Le conseguenze di questa posizione ambiva di alcuni membri dell'UE potrebbero essere molto serie. Secondo Kristina Kausch del German Marshall Fund, la mancanza di un intervento deciso potrebbe essere vista come un'approvazione implicita di azioni illegali, creando un precedente per altri governi. Questo rischio è stato sottolineato anche dal segretario generale del Consiglio di Europa, Alain Berset, che ha definito l'inazione europea come una "abdicazione" anziché una prudenza. La mancanza di una risposta chiara ha anche portato a critiche nei confronti della leadership europea, che è stata accusata di non riconoscere la complessità del contesto e di non agire con determinazione. L'incertezza su come l'UE intenda gestire il conflitto potrebbe portare a una frammentazione delle relazioni internazionali, con l'Europa che si trova a fare da spettatore di un nuovo ordine mondiale in cui le regole legali vengono trascurate.

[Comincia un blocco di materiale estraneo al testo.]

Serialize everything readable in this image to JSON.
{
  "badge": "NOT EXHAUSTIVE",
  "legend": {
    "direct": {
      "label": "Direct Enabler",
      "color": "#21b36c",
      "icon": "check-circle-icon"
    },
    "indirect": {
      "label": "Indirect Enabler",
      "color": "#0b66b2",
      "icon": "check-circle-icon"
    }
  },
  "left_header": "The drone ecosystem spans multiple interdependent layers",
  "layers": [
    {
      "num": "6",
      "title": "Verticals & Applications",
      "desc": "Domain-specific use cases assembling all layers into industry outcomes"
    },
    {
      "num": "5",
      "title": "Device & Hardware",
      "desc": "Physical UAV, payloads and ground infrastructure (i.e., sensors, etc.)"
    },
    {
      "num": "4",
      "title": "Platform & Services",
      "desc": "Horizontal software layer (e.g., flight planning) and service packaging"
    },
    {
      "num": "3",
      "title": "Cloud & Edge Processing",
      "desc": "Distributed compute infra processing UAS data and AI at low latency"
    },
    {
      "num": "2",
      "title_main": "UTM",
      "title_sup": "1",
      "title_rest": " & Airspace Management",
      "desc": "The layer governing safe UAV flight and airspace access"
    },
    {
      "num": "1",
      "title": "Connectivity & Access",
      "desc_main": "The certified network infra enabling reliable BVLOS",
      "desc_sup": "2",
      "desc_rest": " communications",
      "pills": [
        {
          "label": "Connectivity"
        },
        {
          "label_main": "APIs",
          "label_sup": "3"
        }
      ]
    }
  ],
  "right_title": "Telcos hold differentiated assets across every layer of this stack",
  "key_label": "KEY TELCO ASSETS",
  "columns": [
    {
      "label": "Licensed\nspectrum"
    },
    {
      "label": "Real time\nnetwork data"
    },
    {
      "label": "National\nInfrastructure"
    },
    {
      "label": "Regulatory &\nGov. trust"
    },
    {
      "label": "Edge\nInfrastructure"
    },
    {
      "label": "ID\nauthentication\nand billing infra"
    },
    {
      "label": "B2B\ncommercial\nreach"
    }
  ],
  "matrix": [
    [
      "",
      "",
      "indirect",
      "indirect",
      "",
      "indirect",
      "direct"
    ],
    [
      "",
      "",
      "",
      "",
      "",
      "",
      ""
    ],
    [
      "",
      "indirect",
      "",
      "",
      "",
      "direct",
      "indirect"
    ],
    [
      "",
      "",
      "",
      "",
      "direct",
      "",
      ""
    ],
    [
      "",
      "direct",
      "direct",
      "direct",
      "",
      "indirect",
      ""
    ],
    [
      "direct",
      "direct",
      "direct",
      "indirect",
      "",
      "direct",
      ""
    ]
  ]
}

La prospettiva futura per l'UE dipende da come riuscirà a definire una posizione coerente e decisa. Molti esperti ritenono che il momento sia cruciale per l'Europa, che deve dimostrare di poter esercitare un ruolo di leadership globale. La mancanza di una risposta chiara potrebbe portare a una perdita di influenza, con l'Europa che si troverà a fare da osservatore in un contesto in cui le decisioni sono prese da potenze più potenti. Allo stesso tempo, il rischio di escalation del conflitto potrebbe portare a conseguenze dirompenti, non solo nel Medio Oriente ma anche in altre regioni. Per evitare questa situazione, l'UE dovrà trovare un equilibrio tra la difesa dei principi internazionali e la capacità di agire in modo efficace. La sfida sarà grande, ma il momento è decisivo per il futuro dell'ordine mondiale e per la credibilità dell'Europa come potenza globale.